Net Sales for the nine months ended December 27, 2008 were $995.5 million, which represents a 17.8%, or $150.4 million, increase from the nine months ended December 29, 2007. Selling prices/improved sales mix represented $124.5 million of the increase while sales volume accounted for $25.9 million of this increase. The increase in sales is primarily due to a $90.7 million increase in Canned Vegetable sales, a $23.3 million increase in Fruit Products sales, and a $27.7 million increase in Green Giant Alliance sales.

Basic earnings per share were $1.14 and $.12 for the three months ended December 27, 2008 and December 29, 2007, respectively. Diluted earnings per share were $1.13 and $.12 for the three months ended December 27, 2008 and December 29, 2007, respectively. Basic earnings per share were $1.33 and $.53 for the nine months ended December 27, 2008 and December 29, 2007, respectively. Diluted earnings per share were $1.31 and $.52 for the nine months ended December 27, 2008 and December 29, 2007, respectively. For details of the calculation of these amounts, refer to footnote 11 of the Notes to Condensed Consolidated Financial Statements.

As shown in the Condensed Consolidated Statements of Cash Flows, net Cash Used in Operating Activities was $34.7 million in the first nine months of fiscal 2009, compared to net Cash Used in Operating Activities of $54.1 million in the first nine months of fiscal 2008. The $19.4 million increase in cash generation is attributable to increased net earnings of $9.7 million as previously discussed, greater income tax refunds and lower income tax payments of $19.8 million as a result of implementing LIFO as discussed previously, increased inventory of $92.6 million (net of the increase in the Off-Season Reserve of $50.6 million) in the first nine months of fiscal 2009 as compared to $75.0 million increase in inventory in the first nine months of fiscal 2008 and the $20.5 million increase in Accounts Payable, Accrued Expenses and Other Liabilities as compared to the first nine months of December 29, 2007. This increase is due to higher costs including commodity and steel costs.

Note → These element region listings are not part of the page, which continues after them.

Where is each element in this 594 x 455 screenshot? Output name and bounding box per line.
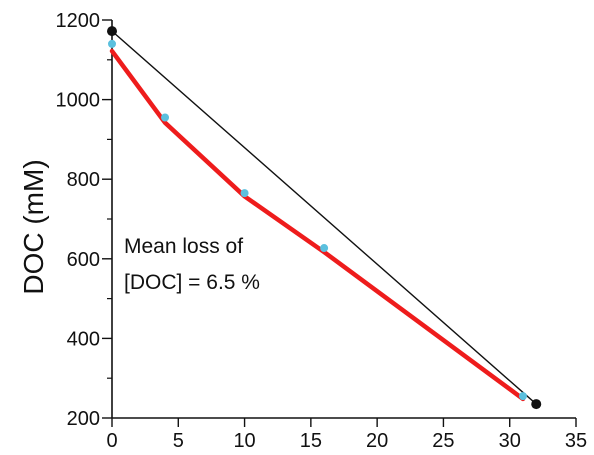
axes: [111, 20, 576, 419]
x-tick-label-25: 25: [432, 430, 454, 452]
y-tick-label-800: 800: [67, 169, 100, 191]
annotation-line-1: Mean loss of: [124, 235, 243, 258]
x-tick-label-15: 15: [300, 430, 322, 452]
blue-data-point-1: [161, 113, 170, 122]
x-tick-label-10: 10: [233, 430, 255, 452]
x-tick-label-5: 5: [173, 430, 184, 452]
x-tick-label-0: 0: [106, 430, 117, 452]
blue-data-point-4: [518, 392, 527, 401]
black-endpoint-1: [531, 399, 542, 410]
black-endpoint-0: [107, 26, 117, 37]
red-trend-line: [109, 48, 526, 402]
y-axis-title: DOC (mM): [18, 159, 49, 294]
annotation-line-2: [DOC] = 6.5 %: [124, 271, 260, 294]
black-reference-line: [111, 30, 537, 405]
y-tick-label-200: 200: [67, 408, 100, 430]
y-tick-label-600: 600: [67, 249, 100, 271]
blue-data-point-2: [240, 189, 249, 198]
y-tick-label-1200: 1200: [56, 10, 101, 32]
plot-area: [107, 26, 542, 410]
x-tick-label-35: 35: [565, 430, 587, 452]
x-tick-label-20: 20: [366, 430, 388, 452]
y-tick-label-1000: 1000: [56, 90, 101, 112]
blue-data-point-3: [320, 244, 329, 253]
blue-data-point-0: [108, 39, 116, 48]
ticks: 200 400 600 800 1000 1200 0 5 10 15 20 25 30 35: [56, 10, 588, 452]
x-tick-label-30: 30: [499, 430, 521, 452]
y-tick-label-400: 400: [67, 328, 100, 350]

As compared to December 29, 2007, inventory increased $32.8 million. The components of the inventory increase reflect a $36.9 million increase in Finished Goods (net of the Off-Season Reserve), a $11.2 million increase in Work in Process and $15.3 million decrease in Raw Materials and Supplies. The Finished Goods increase reflects higher per unit costs in the current year than the prior year partially offset by lower inventory quantities due to a late harvest this year. FIFO based inventory costs exceeded LIFO based inventory costs by $70.0 million as of the end of the third quarter of 2009 as compared to $20.1 million as of the end of the third quarter of 2008. The Work in Process increase is primarily due to an increase in frozen vegetables of $13.9 million over the prior year. This is due to a combination of higher quantities and unit costs in inventory in the current year as compared to the prior year. The Off-Season Reserve decreased by $16.3 million as compared to December 2007. The difference is due to timing and mostly related to seed ($5.2 million) and warehouse costs ($4.8 million). Refer to the Critical Accounting Policies section of this Form 10-Q for further details on the Off-Season Reserve.

Cash Provided by Financing Activities was $52.8 million in the first nine months of fiscal 2009, which included borrowings of $402.4 million and the repayment of $349.8 million of Long-Term Debt principally consisting of borrowing and repayment on the revolving credit facility. The $31.7 million year-over-year reduction in net cash provided by financing activities is primarily related to a $20.5 million increase in Accounts Payable, Accrued Expenses and Other Liabilities as discussed above. There was $0.8 million of new Long Term Debt related to some energy savings projects included in the borrowings above.